为适应PECVD镀膜设备对载板的需要,国内PECVD载板产品无论从产品性能,还是结构设计上都不断进行改进。中国专利CN 106364023 A一种碳/碳平板及其制备方法,采用的是碳布加短纤维黏合剂的方式进行热压成型,然后通过气相沉积致密至符合使用密度要求的碳/碳板材。该方法是采用增加层间组分提高层间结合力的方法,提高二维板材的整体性能。
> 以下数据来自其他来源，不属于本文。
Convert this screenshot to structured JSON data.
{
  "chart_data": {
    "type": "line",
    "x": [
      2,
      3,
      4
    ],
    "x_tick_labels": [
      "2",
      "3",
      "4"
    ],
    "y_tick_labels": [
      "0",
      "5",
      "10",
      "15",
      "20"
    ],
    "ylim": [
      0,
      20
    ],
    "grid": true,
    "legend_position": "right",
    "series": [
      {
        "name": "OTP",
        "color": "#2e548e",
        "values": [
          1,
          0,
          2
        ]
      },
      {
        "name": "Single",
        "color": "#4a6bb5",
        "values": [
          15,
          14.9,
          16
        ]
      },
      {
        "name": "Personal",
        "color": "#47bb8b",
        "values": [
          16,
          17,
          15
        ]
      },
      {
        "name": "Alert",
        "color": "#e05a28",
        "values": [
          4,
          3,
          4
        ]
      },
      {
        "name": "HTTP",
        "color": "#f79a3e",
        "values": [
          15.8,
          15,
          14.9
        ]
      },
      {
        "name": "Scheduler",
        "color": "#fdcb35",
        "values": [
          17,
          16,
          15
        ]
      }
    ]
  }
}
但这种板材的主要通过气相CVD工艺增密,故其制备周期长、成本高、性价比低,同时这种结构的载板使用过程中存在断裂的风险。
发明内容
为解决以上现有技术存在的问题,本发明提出一种2D碳/碳PECVD载板的制备方法。
本发明可通过以下技术方案予以解决:
一种2D碳/碳PECVD载板的制备方法,包括如下步骤:
1)将T700级12k碳纤维编织成平纹碳布;
2)对所述12K平纹碳布进行高温活化处理;
3)将所述高温处理过的平纹碳布制备成酚醛树脂预浸料;
4)通过挤压的方法将所述酚醛树脂预浸料丝束展宽;
5)所述酚醛树脂预浸料铺层后经热压固化成型得到树脂基模压板;
6)碳化处理;
7)树脂浸渍-碳化工艺增密,包括真空浸渍-压力浸渍-压力固化-碳化工艺增密;
8)石墨化处理制得2D碳/碳复合材料板材;
9)将所述2D碳/碳复合材料板材进行表面热解炭涂层处理;
10)机加工。
进一步地,所述步骤1)中所述平纹碳布面密度为360~450g/m2。
进一步地,所述步骤2中,高温活化处理温度为1500~2000℃,保温2~4h。
进一步地,所述步骤3)中所述酚醛树脂预浸料,其树脂含量为40%~44%,挥发分含量小于8%;
进一步地,所述步骤4)中,所述丝束宽度4mm~4.5mm。
进一步地,所述步骤5)中,固化温度150~180℃,压力2~4MPa;预浸料铺层根据板材厚度设计,即厚度d=L*S/h,其中L为碳布铺层层数,S为碳布面密度,h为板材所设计的纤维体积密度。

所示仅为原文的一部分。